Adeta salgın bir hastalık haline gelen estetik operasyonlarda kadınlar çaresizce acı çekiyor, servetler harcıyor, yine de arzu edilen güzelliğe tam olarak ulaşamıyorlar. Çünkü ne sosyal medyanın algoritmalarını ne de ataerkil sistemi tatmin etmek mümkün.
Günümüzde kadınlar cinsel tacizi daha yüksek sesle kınıyorlar. “Susma Bitsin” sloganıyla tacizcileri ifşa ediyorlar. Haklarını savunuyorlar.
Ancak kadınlar dış görünüşleriyle ilgili olumsuz bir yorum aldıklarında aynı tepkiyi veremiyorlar. Yani, “Bunu bana nasıl dersin?” yerine, susmayı ve acı çekmeyi tercih ediyorlar.
Sonuç olarak, “güzel görünme” baskısı, özgüven kaybı, motivasyon düşüklüğü, depresyon ve beden algısı bozukluğu gibi psikolojik sorunları tetikliyor.
Bedeni sürekli disipline alma çabası, yeme bozuklukları ve aşırı egzersize bağlı yaralanmalar gibi fiziksel riskleri de artırıyor.
Bu güzellik çılgınlığının bir de ekonomik boyutu var.
Dünya çapında estetik cerrahi ve botoks, dolgu, peeling gibi uygulamalar öyle hızla yayılıyor ki, 2024’te sektörün hacmi 84 milyar doların üzerine çıktı. Güzellik uğruna ayrılan bütçe, 100’den fazla ülkenin gayri safi yurt içi hasılasından daha büyük!

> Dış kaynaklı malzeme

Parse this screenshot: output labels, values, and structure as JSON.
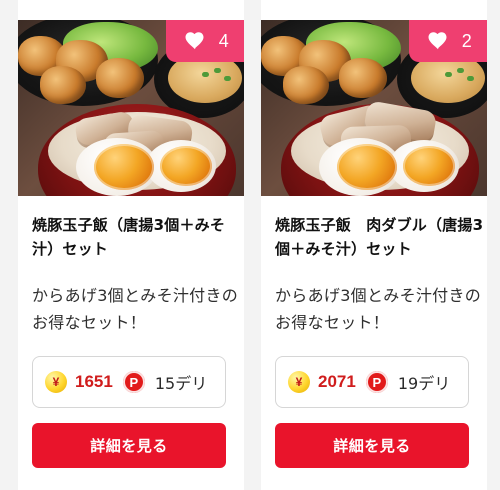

Son yıllarda endüstri erkekleri de hedefine aldı.
Son birkaç yılda erkek estetik uygulamalarında ciddi bir artış var. Saç ekimi zaten çok yaygın ama bunun yanında botoks, yağ aldırma, kaş düzeltme ve göğüs bölgesi şekillendirme gibi işlemler yaygınlaşıyor.
Artık erkekler de sosyal medyada kendilerini karşılaştırıyorlar. Özellikle 50’li yaşlarda işini kaybedenler verimliliği genç ve fit görünümle özdeşleştiren iş piyasasında yeniden yer edinmek için estetik operasyonlara başvuruyor.
Güzellik baskısı her geçen gün kadın-erkek, genç-yaşlı demeden toplumun tamamını etkisi altına alıyor.
Güzellik çılgınlığı, bireysel bir tercih olmaktan çıkıp büyük bir toplumsal meseleye dönüştü.
Ancak ne yaparsak yapalım, biyolojiyle savaşı tümden kazanmak şimdilik mümkün değil. Yine de ufak dokunuşlarla kendimizi daha iyi hissediyorsak, bunu da yapmalıyız. Yeter ki bu başkalarıyla rekabet için değil kendimizi mutlu etmek için olsun.
Mesele, hayatımızı ‘daha genç, daha güzel, daha kusursuz’ görünme hedefine kilitlememek. Çünkü bu çaba sürdükçe hem sağlığımızı yitirir hem de benliğimizi kaybederiz.